“But what if science does discover a gay gene? What will you do then?” These two questions were posed to me by a good friend during a recent discussion about homosexuality. Like many people today, he is open to the possibility that people who choose the homosexual lifestyle are simply born that way and, as a consequence, really don’t have much of a choice in the matter.
I, on the other hand, see homosexual behavior as sinful and destructive to both the individual who practices it and the culture that condones and encourages it.
Our cordial discussion made me think about the importance of determining how we see societal issues and how we arrive at the positions we hold. In other words, what is our philosophical base for deciding what is right and what is wrong? How does a society decide its laws? Upon what are they based?
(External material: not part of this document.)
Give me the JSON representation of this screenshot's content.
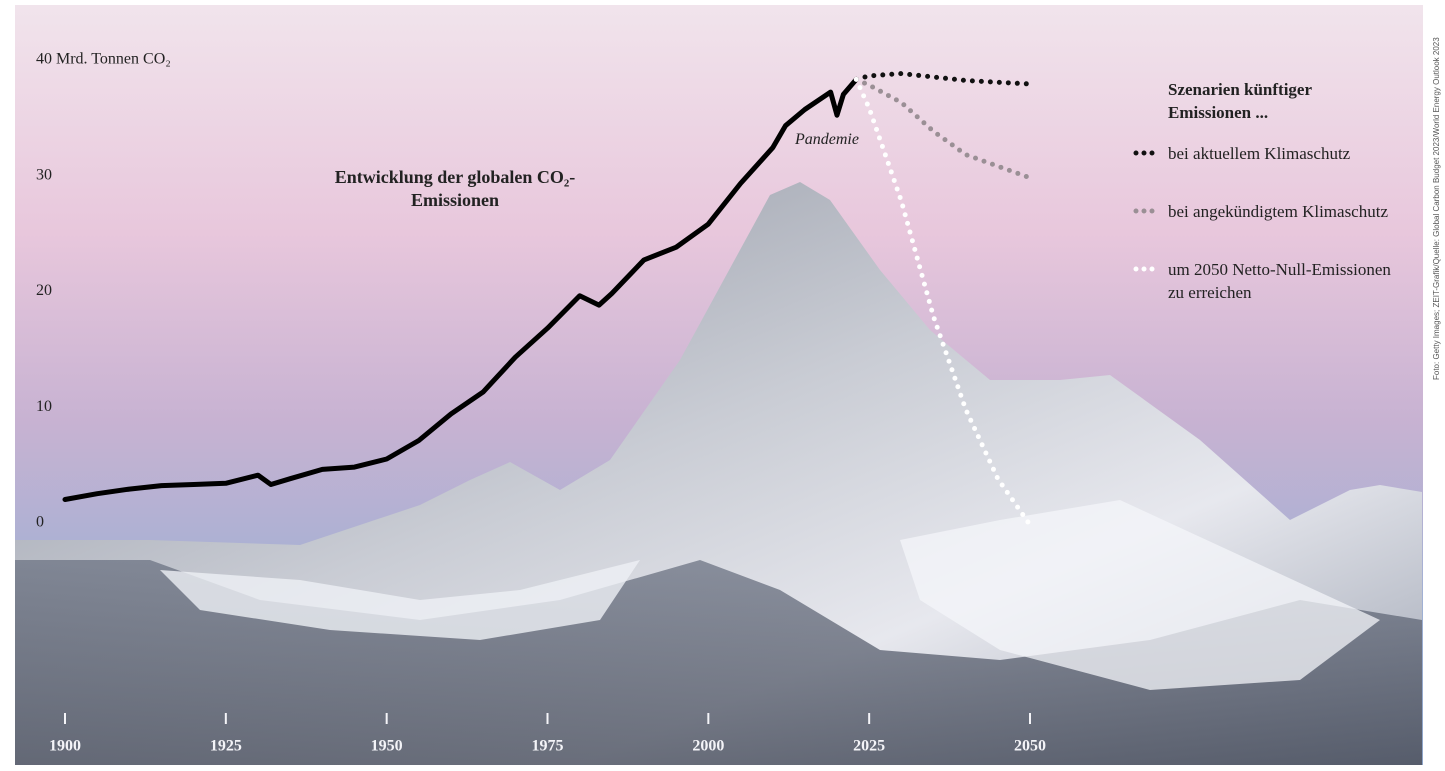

For example, are laws simply a social construct where certain societies establish laws because they seem to make their society function in an orderly fashion? Since this set of laws is not based on any outside authority but rather on some kind of consensus of the people, then the laws can be changed at any time and for any reason. And if a society is ruled by a monarch or a religious leader with total power, then he can simply create rules or remove them at will. The same would apply to a society governed by an oligarchy with unlimited power.
Or is morality determined by natural law, the belief that the world is ordered and that their are moral laws intuitively grasped by people if they seek them with reason? Aristotle wrote, “In ritual it is harmony with Nature that is prized.” The ancient Chinese called natural law the Tao, a way of life that existed from the beginning of time. Indian masters referred to the Rta, laws that even the gods had to obey. In summary, C.S. Lewis called natural law “the doctrine of objective value, the belief that certain attitudes are really true, and others really false, to the kind of thing the universe is and the kind of things we are.”
And, of course, millions of people make their moral choices based upon their religious beliefs. A practicing Catholic, for example, will look to the teachings of the Church for moral guidance. A Protestant, on the other hand, might seek moral answers in the Bible, just as a Muslim would turn to the Koran.
Now how would these belief systems deal with our original topic of homosexuality? If sexual morality is a social construct, then how two people choose to sexually interact is completely up to them. The government has no role to play except to protect their “right” to act as they see fit. We can see how this has played out in America. Not that long ago, homosexual acts were considered immoral and prohibited by laws in all fifty states. But as mentioned above, any social construct is subject to change. Today our nation recognizes not only homosexual acts but goes further and codifies so-called homosexual marriage.
Under natural law, reason would tell people that the male and female bodies are different and are “designed” to physically fit together in copulation. In addition, it is reasonable to see that the purpose of copulation is the propagation of the species. Consequently, homosexual acts are unnatural and inevitably sterile. Societies would be wise to not only condemn such activity but also use laws to discourage it.
As for religion as a base for moral judgment, let us just focus on Catholic teaching. Since the first century of the Church, homosexuality has been condemned as an act contrary to the laws of God. St. Paul could not have been clearer when he wrote these words to the Romans (1:26-27):
For this reason God gave them up to dishonorable passions. Their women exchanged natural relations for unnatural, and the men likewise gave up natural relations with women and were consumed with passion for one another, men committing shameless acts with men and receiving in their own persons the due penalty for their error.
For two-thousand years, the Church has unequivocally condemned homosexual acts as mortal sins. The Catechism of the Catholic Church declares that “homosexual acts are intrinsically disordered” and “contrary to the natural law.” While the Church condemns unjust discrimination against homosexuals, it stills calls them to chastity.
Much of the confusion and error on the part of Catholics when it comes to matters of a sexual nature is that they have no sound basis upon which to form proper judgments. They know neither natural law nor the Church’s official teaching. Thus, they are easily swayed by the winds of perverted modernity.
It is imperative for the Church to teach the faithful how to think rationally so that they can make sound moral judgments. A good place to start would be in the pulpit. It’s not that hard. St. Paul figured it out two-thousand years ago.